Жена пулей вылетела оттуда, продолжая на ходу приминать волосы, бретелька комбинации сползла с плеча. Он любил ее ключицы и широкие лямки ее бюстгальтеров. С ума сходил от темных полосок кожи под этими лямками, плечи ее помнили вес молока, что вытянуло ее груди, налило их тяжестью. Багровые полоски на плечах — всегда казалось, что они саднят, но он без устали целовал и вылизывал их, когда они еще занимались любовью. В штанах-то у него вяло, но глаза горят. Комбинация посверкивает в такт ее торопливым движениям, а он пристально наблюдает, как двигаются ее ягодицы под блестящей тканью.
<...>
— Ты только посмотри на время, Флако! Взгляни на часы.
— А что, — возмутился он, — я вам всем твержу?

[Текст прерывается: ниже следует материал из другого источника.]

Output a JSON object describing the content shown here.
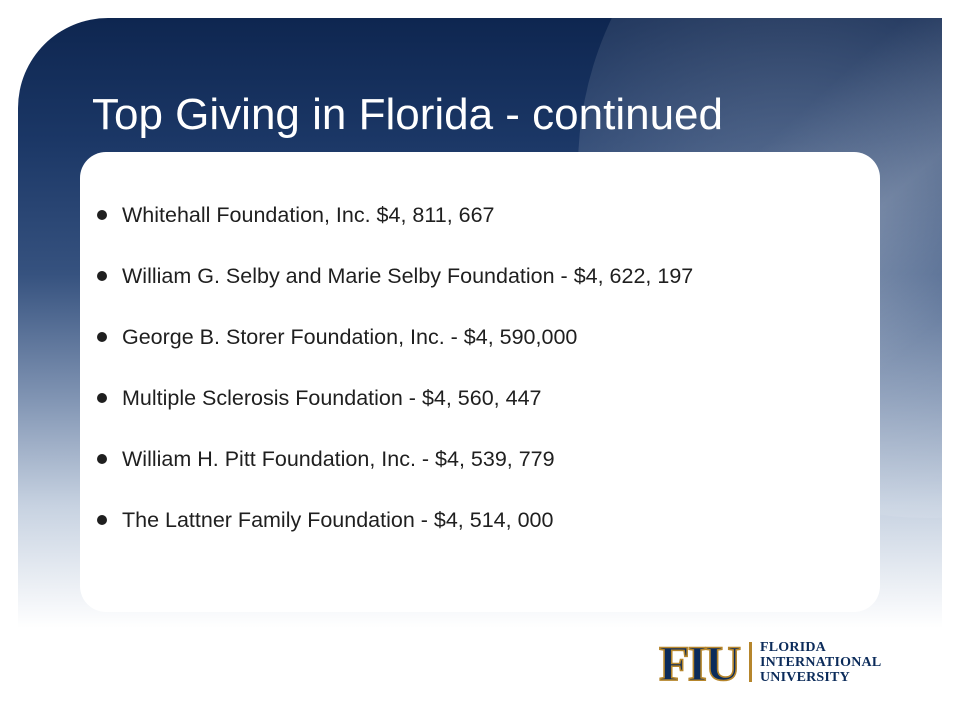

— Ты прав, Флако. Ты всегда прав. Ay Dios.
— И только меня все ждут!
Она тихонько застонала и шшихнула обратно в гардеробную.
Он сидел на краешке кровати, бессильно свисающие ноги касались пола. Кто-нибудь должен помочь ему обуться. Бесит.
***
Дети на улице подняли гвалт, затеяв возню с легионом собак; грех шума им всем отпущен — как и грех времени.
Старший Ангел де Ла Крус был знаменит своей пунктуальностью, так что коллеги-американцы прозвали его «немцем». Очень смешно, думал он. Как будто мексиканец не может быть пунктуальным. Как будто Висенте Фокс куда-то опаздывал, cabrones (ублюдки, козлы – исп.). Он, между прочим, вообще призывал просвещать американцев.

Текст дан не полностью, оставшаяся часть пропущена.